In Eagles of the Republic, an Egyptian movie star finds himself caught in the dangerous machinations of Egypt's authoritarian government.
In a commanding performance, Fares Fares, a Lebanese-Swedish actor, plays George Fahmy, an actor who so dominates the Egyptian film scene he has been dubbed "Pharaoh of the Screen." Toping six feet, George also commands most of the social situations in which he finds himself. He knows how to use his magnetism.
That may sound like familiar terrain, but Fares's portrayal doesn't dip into caricature. Although George no longer lives with his wife (Donia Massoud), he stays in touch with his 20something son (Suhaib Nashwan). George doesn't always know how to handle his role as a father, but when he talks about acting and art, we believe he's sincere.
George lives with a younger woman (Lyne Khoudri), but we understand that he's been around several blocks when it comes to romance; he's skilled in the arts of flirting and philandering.
George's world begins to unravel when he's enlisted to play the lead in a biopic about Egyptian president Abdel Fattah el-Sisi. George looks nothing like el-Sisi, but the government's representative on set (Amr Waked) insists a stubby, balding el-Sisi doesn't care. The president wants to look like a movie star. He wants to look like George.
Director Tarik Saleh, who lives in Sweden, turns out a movie of engaging surfaces that veers toward a pointed depiction of how authoritarian governments employ coercion to put the squeeze on artists. George takes a role he doesn't want because state agents threaten his son.
Saleh, who also wrote the screenplay, pulls George deeper into an environment populated by the regime's officials. He meets the minister of defense (Tamim Heikal) and becomes attracted to the minister's beautiful, sophisticated wife (Zineb Triki).

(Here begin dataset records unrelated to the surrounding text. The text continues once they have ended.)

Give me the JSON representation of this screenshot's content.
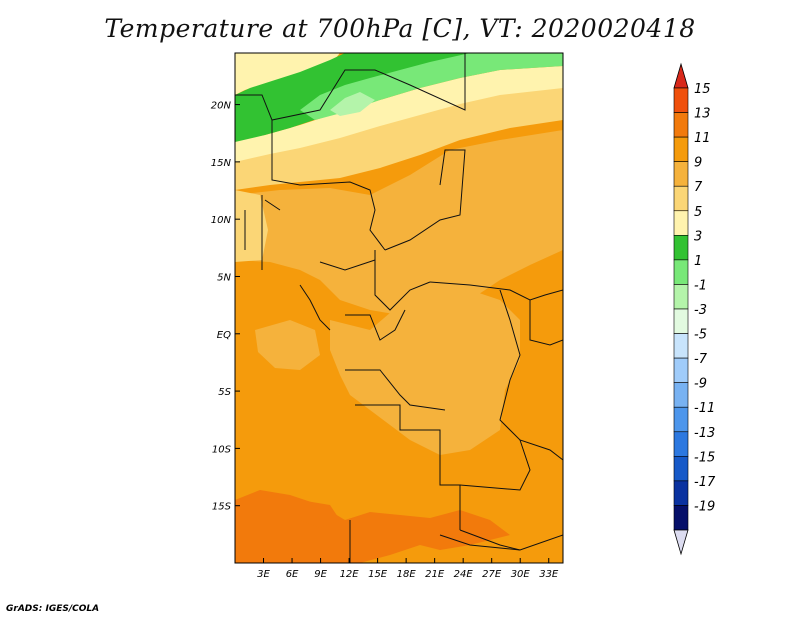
{
  "title": "Temperature at 700hPa [C], VT: 2020020418",
  "footer": "GrADS: IGES/COLA",
  "map": {
    "lon_range": [
      0,
      34.5
    ],
    "lat_range": [
      -20,
      24.5
    ],
    "lon_ticks": [
      "3E",
      "6E",
      "9E",
      "12E",
      "15E",
      "18E",
      "21E",
      "24E",
      "27E",
      "30E",
      "33E"
    ],
    "lat_ticks": [
      "20N",
      "15N",
      "10N",
      "5N",
      "EQ",
      "5S",
      "10S",
      "15S"
    ]
  },
  "colorbar": {
    "labels": [
      "15",
      "13",
      "11",
      "9",
      "7",
      "5",
      "3",
      "1",
      "-1",
      "-3",
      "-5",
      "-7",
      "-9",
      "-11",
      "-13",
      "-15",
      "-17",
      "-19"
    ],
    "colors": [
      "#d8281a",
      "#f0500c",
      "#f27a0c",
      "#f59b0c",
      "#f5b23c",
      "#fbd676",
      "#fff3ae",
      "#32c232",
      "#78e878",
      "#b4f4aa",
      "#e2fae0",
      "#c8e4fc",
      "#a0ccfa",
      "#78b2f2",
      "#4d96ec",
      "#2c78e0",
      "#1659c8",
      "#0a32a0",
      "#06106a"
    ],
    "low_color": "#dcdcf0",
    "high_color": "#d8281a"
  }
}
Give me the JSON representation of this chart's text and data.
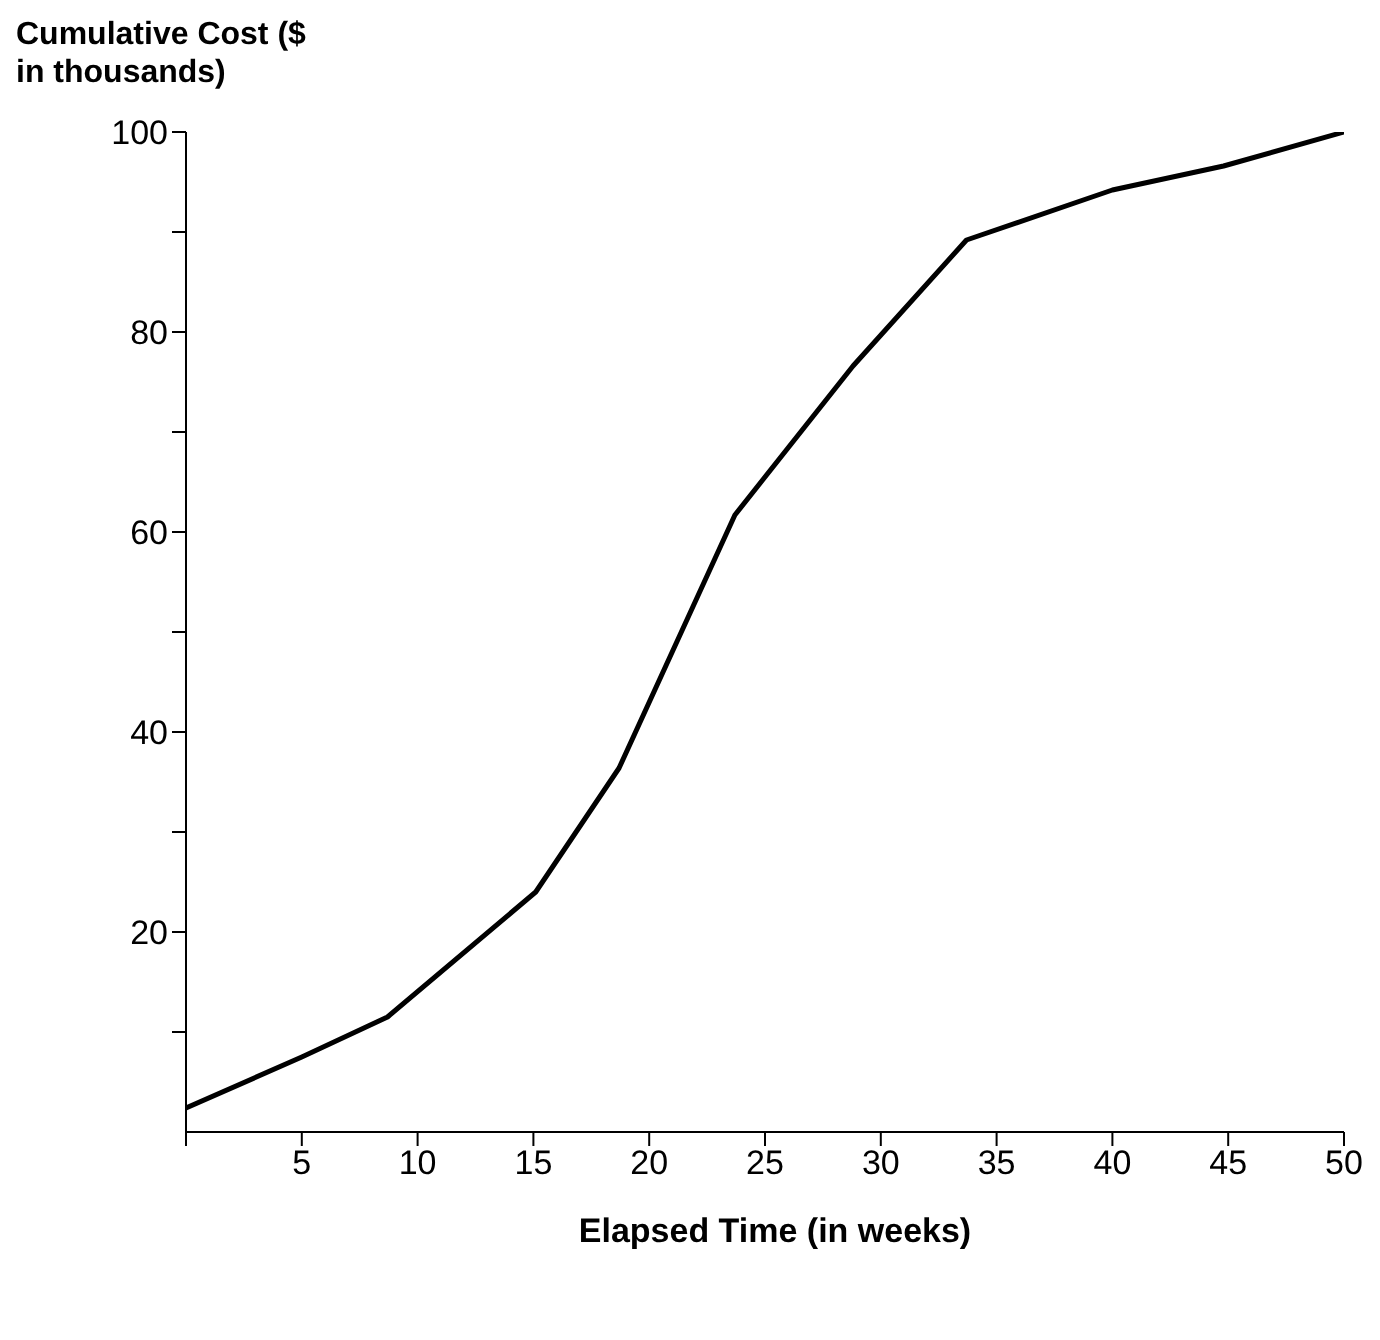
{
  "chart_data": {
    "type": "line",
    "xlabel": "Elapsed Time (in weeks)",
    "ylabel": "Cumulative Cost ($ in thousands)",
    "x": [
      0,
      5,
      8.7,
      15.1,
      18.7,
      23.7,
      28.8,
      33.7,
      40,
      44.8,
      50
    ],
    "series": [
      {
        "color": "#000000",
        "values": [
          2.4,
          7.5,
          11.5,
          24,
          36.4,
          61.7,
          76.6,
          89.2,
          94.2,
          96.6,
          100
        ]
      }
    ],
    "xlim": [
      0,
      50
    ],
    "xticks": [
      {
        "value": 0,
        "label": null
      },
      5,
      10,
      15,
      20,
      25,
      30,
      35,
      40,
      45,
      50
    ],
    "ylim": [
      0,
      100
    ],
    "yticks": [
      {
        "value": 10,
        "label": null
      },
      20,
      {
        "value": 30,
        "label": null
      },
      40,
      {
        "value": 50,
        "label": null
      },
      60,
      {
        "value": 70,
        "label": null
      },
      80,
      {
        "value": 90,
        "label": null
      },
      100
    ],
    "grid": false,
    "legend": false,
    "marker": "none",
    "line_style": "solid"
  }
}
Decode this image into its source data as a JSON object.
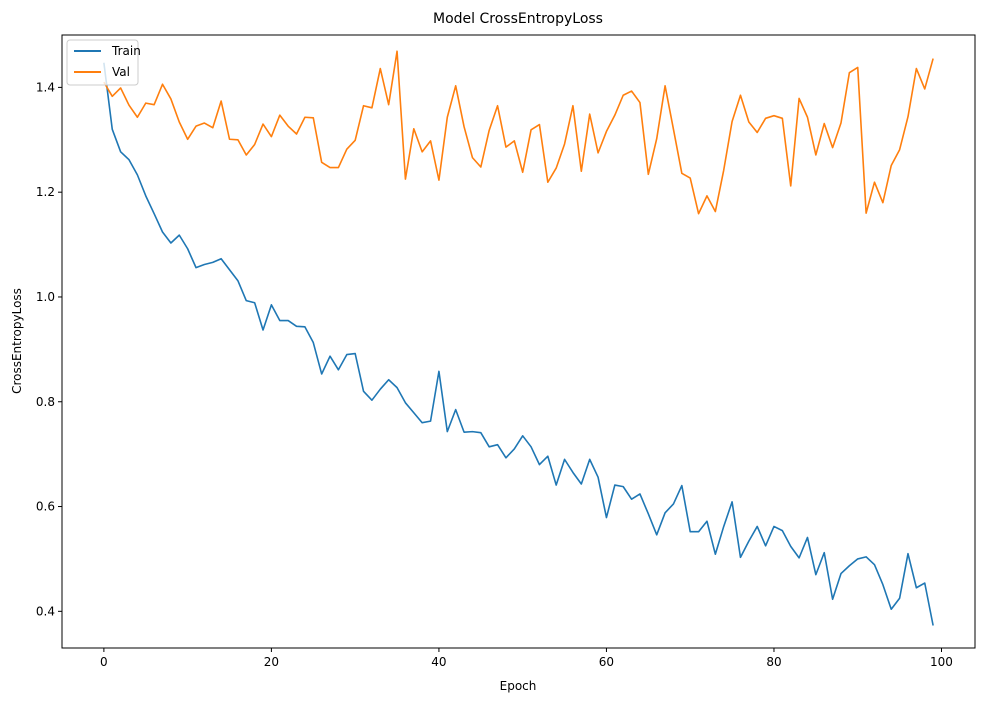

He uses his influence to help friends who are threatened by the regime. He thinks he's untouchable -- until he isn't.
All of this leads to an explosive finale built around a shocking attempted assassination.
Saleh's satirical cinema savvy doesn't always mesh with the movie's increasingly sketchy political thriller elements. That may be part of the point. Artistic ambition and governmental control make for a bad, sometimes murderous marriage.
George is bound for trouble he won't be able to act his way out of. Celebrity may not be powerful enough to resist heavy applications of tyrannical power. Poor George. He may be a star, but he's out of his depth.